7. Serve and Garnish

Distribute the gratin evenly into serving bowls. Top each serving with a generous spoonful of Greek yogurt and a sprinkle of grated vegetarian cheddar cheese.

Variations

Protein-Enhanced Gratin

. Meat Lovers' Gratin

Flavor Variations

. Mediterranean Gratin

Cheese Variants

. Blue Cheese and Walnut Gratin

Sauce Swaps

. Tomato-Based Gratin

Topping Twists

. Pesto Crumb Topping

Pitfalls and tips

Preparation is Key

Peel the butternut squash and sweet potatoes with a sturdy vegetable peeler. When slicing, aim for uniform thickness.
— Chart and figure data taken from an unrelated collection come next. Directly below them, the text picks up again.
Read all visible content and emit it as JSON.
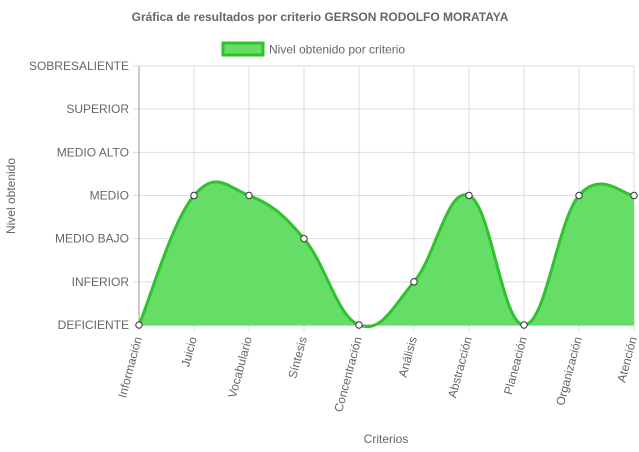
{
  "chart_data": {
    "type": "area",
    "title": "Gráfica de resultados por criterio GERSON RODOLFO MORATAYA",
    "xlabel": "Criterios",
    "ylabel": "Nivel obtenido",
    "categories": [
      "Información",
      "Juicio",
      "Vocabulario",
      "Síntesis",
      "Concentración",
      "Análisis",
      "Abstracción",
      "Planeación",
      "Organización",
      "Atención"
    ],
    "y_levels": [
      "DEFICIENTE",
      "INFERIOR",
      "MEDIO BAJO",
      "MEDIO",
      "MEDIO ALTO",
      "SUPERIOR",
      "SOBRESALIENTE"
    ],
    "ylim": [
      0,
      6
    ],
    "grid": true,
    "legend_position": "top",
    "series": [
      {
        "name": "Nivel obtenido por criterio",
        "values": [
          0,
          3,
          3,
          2,
          0,
          1,
          3,
          0,
          3,
          3
        ],
        "value_labels": [
          "DEFICIENTE",
          "MEDIO",
          "MEDIO",
          "MEDIO BAJO",
          "DEFICIENTE",
          "INFERIOR",
          "MEDIO",
          "DEFICIENTE",
          "MEDIO",
          "MEDIO"
        ]
      }
    ],
    "colors": {
      "fill": "#66dd66",
      "line": "#2fc22f",
      "point_fill": "#ffffff",
      "point_stroke": "#333333",
      "grid": "#dddddd",
      "text": "#666666"
    }
  }
}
A mandoline can help achieve consistent, thin slices, which is crucial for even cooking and layering.

Infuse Your Cream

Gently heat your cream with aromatics such as garlic, thyme, or sage, and a pinch of nutmeg. This step infuses the cream with flavor and adds depth to the dish. Let it infuse for about 15 to 20 minutes, then strain the cream before using.

Selecting the Vegetables

Opt for butternut squash and sweet potatoes that feel heavy for their size, which indicates they are fresh and moist. Uniform sizes in the butternut squash pieces will ensure even cooking.

Let It Set

Allow the gratin to rest for at least 10 minutes after baking. This rest period lets the dish set up, making it easier to serve while also allowing the flavors to meld.

Season in Layers

Salt and pepper each layer of vegetables as you create them. This ensures that every bite is well-seasoned. Don't be afraid to use your hands to sprinkle and distribute the seasoning evenly.